In middle school, students focus on specific areas of geography and history, studying in greater depth areas previously touched upon in the intermediate grades. In sixth grade students will analyze the shift from nomadic to agricultural societies. Students will study the development of civilizations, including the areas of Mesopotamia, Egypt, India, China, Greece, and Rome. This study will include the impact of geography, early history, cultural development, and economic change. Sixth grade history will conclude with the decline and fall of the Roman Empire. In seventh grade students will study world geography with an emphasis on the cultures and geography of the modern world. This course will explore the impact of culture, economics, geography, and governance on the development of modern society. Students will explore the patterns of human settlement and how human factors influence a place. They will also develop an understanding of the impact of individual and group decisions on citizens and communities. In eighth grade students will study the European exploration of North America, along with the geographic features that influenced early settlements. The major events, outcomes and individuals of the Revolutionary War will be analyzed. Students will follow the development of the United States and its government through the early 19th century, including policies that affected the American Indians. The events leading up to the Civil War will be examined, along with the individuals and events that were significant during the war. The history, people, government, and geography of Tennessee will be emphasized in order to illustrate the role our state has played in American history. Eighth grade will conclude with Reconstruction and the development of the American West.
In middle school, beyond the content specified by the course, students will also develop research, analytic, and critical thinking skills through the evaluation of evidence, interpretation of primary sources, and writing in response to their historical study.

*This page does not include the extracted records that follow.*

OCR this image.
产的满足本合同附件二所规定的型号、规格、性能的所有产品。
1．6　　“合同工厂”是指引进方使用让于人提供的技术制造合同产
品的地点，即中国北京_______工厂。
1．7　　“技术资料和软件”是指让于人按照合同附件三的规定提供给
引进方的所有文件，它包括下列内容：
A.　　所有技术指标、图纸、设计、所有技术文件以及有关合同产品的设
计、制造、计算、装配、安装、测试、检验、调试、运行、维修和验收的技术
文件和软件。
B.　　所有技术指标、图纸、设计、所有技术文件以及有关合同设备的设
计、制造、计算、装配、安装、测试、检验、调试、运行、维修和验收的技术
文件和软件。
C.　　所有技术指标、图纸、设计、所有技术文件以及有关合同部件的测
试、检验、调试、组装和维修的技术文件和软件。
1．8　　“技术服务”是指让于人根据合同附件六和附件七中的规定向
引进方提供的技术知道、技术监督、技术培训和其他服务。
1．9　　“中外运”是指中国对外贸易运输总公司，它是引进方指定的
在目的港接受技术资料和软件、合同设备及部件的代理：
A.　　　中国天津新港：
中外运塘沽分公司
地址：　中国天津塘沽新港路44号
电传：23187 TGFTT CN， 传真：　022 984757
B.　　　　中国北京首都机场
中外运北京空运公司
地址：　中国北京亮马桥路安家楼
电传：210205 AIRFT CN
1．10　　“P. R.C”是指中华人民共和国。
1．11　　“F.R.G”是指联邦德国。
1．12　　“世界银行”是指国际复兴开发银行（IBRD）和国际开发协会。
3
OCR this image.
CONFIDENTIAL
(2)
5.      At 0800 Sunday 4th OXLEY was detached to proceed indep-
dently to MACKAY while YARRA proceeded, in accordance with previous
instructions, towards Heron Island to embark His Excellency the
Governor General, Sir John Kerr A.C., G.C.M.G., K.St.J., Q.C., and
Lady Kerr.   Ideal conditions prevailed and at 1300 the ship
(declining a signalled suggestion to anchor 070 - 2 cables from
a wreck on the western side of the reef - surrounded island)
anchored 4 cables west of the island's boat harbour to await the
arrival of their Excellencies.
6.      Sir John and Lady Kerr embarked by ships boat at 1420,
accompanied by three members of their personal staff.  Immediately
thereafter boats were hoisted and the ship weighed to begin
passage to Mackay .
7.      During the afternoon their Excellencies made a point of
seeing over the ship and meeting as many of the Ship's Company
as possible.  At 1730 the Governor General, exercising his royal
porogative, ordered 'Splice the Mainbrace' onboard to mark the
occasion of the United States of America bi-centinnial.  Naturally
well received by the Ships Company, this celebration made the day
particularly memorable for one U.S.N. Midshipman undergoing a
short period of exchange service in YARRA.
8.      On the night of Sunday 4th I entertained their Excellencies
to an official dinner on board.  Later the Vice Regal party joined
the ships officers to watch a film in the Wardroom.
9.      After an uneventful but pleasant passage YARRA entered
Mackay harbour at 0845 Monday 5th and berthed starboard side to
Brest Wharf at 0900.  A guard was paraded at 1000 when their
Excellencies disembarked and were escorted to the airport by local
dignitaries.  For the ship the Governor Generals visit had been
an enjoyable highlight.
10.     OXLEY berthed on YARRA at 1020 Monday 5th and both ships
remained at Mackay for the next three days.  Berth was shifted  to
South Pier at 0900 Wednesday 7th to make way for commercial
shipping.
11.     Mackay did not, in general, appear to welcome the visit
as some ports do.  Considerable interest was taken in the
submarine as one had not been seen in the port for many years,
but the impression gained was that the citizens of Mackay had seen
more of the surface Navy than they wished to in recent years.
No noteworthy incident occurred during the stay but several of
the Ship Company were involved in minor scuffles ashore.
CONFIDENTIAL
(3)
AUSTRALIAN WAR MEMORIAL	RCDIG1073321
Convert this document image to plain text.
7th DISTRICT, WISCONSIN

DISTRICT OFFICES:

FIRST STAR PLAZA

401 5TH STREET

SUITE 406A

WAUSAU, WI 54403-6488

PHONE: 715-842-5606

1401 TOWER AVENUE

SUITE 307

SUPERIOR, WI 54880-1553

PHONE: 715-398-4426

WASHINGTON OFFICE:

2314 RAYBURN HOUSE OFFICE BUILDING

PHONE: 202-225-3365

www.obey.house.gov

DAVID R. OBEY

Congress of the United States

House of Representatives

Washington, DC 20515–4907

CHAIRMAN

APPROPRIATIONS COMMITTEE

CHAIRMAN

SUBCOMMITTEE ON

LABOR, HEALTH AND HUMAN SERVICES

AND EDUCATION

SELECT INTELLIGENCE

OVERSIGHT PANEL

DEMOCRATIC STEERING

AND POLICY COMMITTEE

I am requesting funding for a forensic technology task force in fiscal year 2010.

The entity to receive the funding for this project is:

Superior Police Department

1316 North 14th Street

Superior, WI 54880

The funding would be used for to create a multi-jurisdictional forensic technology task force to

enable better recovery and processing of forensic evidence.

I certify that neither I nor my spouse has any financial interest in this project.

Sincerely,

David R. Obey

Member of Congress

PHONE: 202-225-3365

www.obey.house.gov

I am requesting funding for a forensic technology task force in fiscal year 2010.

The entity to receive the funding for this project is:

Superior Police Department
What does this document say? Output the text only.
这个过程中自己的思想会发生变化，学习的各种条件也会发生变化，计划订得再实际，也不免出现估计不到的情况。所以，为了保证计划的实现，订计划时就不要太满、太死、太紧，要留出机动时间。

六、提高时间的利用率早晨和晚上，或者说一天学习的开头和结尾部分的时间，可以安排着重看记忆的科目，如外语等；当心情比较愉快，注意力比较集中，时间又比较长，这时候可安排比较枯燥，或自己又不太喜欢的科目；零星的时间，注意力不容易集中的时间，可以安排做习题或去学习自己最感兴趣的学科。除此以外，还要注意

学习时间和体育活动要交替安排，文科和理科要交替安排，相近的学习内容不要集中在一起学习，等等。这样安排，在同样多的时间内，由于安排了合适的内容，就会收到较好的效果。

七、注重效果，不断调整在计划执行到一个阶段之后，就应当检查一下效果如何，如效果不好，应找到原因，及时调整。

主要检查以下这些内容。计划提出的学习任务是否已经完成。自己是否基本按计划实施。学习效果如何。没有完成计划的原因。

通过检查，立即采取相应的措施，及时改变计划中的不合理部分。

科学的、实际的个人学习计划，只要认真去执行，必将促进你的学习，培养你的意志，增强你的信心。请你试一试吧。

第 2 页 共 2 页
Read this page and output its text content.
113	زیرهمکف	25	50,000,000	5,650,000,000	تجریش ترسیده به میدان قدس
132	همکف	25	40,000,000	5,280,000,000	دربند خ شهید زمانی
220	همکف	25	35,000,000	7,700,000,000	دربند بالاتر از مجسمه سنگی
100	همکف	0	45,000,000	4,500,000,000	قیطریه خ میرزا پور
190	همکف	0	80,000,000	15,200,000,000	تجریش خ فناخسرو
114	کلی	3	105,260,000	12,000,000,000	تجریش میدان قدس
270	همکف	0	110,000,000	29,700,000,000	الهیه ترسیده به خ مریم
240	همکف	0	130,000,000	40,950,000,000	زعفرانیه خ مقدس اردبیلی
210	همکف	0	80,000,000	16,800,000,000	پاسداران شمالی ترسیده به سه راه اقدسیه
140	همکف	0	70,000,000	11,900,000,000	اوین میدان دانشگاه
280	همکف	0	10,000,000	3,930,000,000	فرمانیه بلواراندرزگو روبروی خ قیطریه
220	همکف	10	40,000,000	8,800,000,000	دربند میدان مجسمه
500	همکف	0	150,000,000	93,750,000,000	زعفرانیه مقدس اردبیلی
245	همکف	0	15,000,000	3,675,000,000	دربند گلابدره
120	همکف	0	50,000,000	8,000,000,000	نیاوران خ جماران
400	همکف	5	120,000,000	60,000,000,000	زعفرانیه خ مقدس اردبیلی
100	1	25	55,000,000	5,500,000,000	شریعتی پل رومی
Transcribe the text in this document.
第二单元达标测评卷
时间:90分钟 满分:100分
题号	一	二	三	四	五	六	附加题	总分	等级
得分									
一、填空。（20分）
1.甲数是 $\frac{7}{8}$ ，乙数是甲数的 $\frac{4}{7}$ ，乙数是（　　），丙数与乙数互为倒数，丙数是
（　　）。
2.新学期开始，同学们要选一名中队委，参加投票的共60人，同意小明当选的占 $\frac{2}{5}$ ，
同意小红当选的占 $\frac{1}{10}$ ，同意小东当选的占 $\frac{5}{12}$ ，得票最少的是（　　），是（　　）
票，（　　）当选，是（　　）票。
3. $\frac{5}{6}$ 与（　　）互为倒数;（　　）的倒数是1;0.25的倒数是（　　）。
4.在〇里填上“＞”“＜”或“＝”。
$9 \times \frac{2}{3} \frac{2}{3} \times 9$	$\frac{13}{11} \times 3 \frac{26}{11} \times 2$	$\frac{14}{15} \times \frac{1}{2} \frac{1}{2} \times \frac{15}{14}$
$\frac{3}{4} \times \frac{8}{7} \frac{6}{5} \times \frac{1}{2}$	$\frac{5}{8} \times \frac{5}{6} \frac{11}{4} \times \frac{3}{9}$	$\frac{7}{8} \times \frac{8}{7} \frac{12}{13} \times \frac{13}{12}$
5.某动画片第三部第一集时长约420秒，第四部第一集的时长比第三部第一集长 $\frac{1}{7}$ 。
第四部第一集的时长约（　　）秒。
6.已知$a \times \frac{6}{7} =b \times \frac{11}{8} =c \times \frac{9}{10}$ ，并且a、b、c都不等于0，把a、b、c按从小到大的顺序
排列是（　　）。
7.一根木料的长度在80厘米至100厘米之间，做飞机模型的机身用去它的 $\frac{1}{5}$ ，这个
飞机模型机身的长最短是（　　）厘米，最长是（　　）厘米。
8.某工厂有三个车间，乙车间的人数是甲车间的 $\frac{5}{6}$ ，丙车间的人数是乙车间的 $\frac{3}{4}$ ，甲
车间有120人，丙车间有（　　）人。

At St. Mary’s School teachers recognize that all children develop at different rates and have differing abilities and interests. Our approach to education looks at the whole child, not the sum of discrete academic areas. In addition to direct academic instruction in the content areas and religion, students attend weekly classes in art, music, physical education, and Spanish. They also attend a Project-based Learning class twice weekly. Students explore areas of personal interest that tap into hands-on learning, like bridge building or roller coaster design, and/or technology-based projects, such as 3D modeling, video game design and coding. These experiences enrich the academic program and offer cross-curricular connections to the classroom when possible.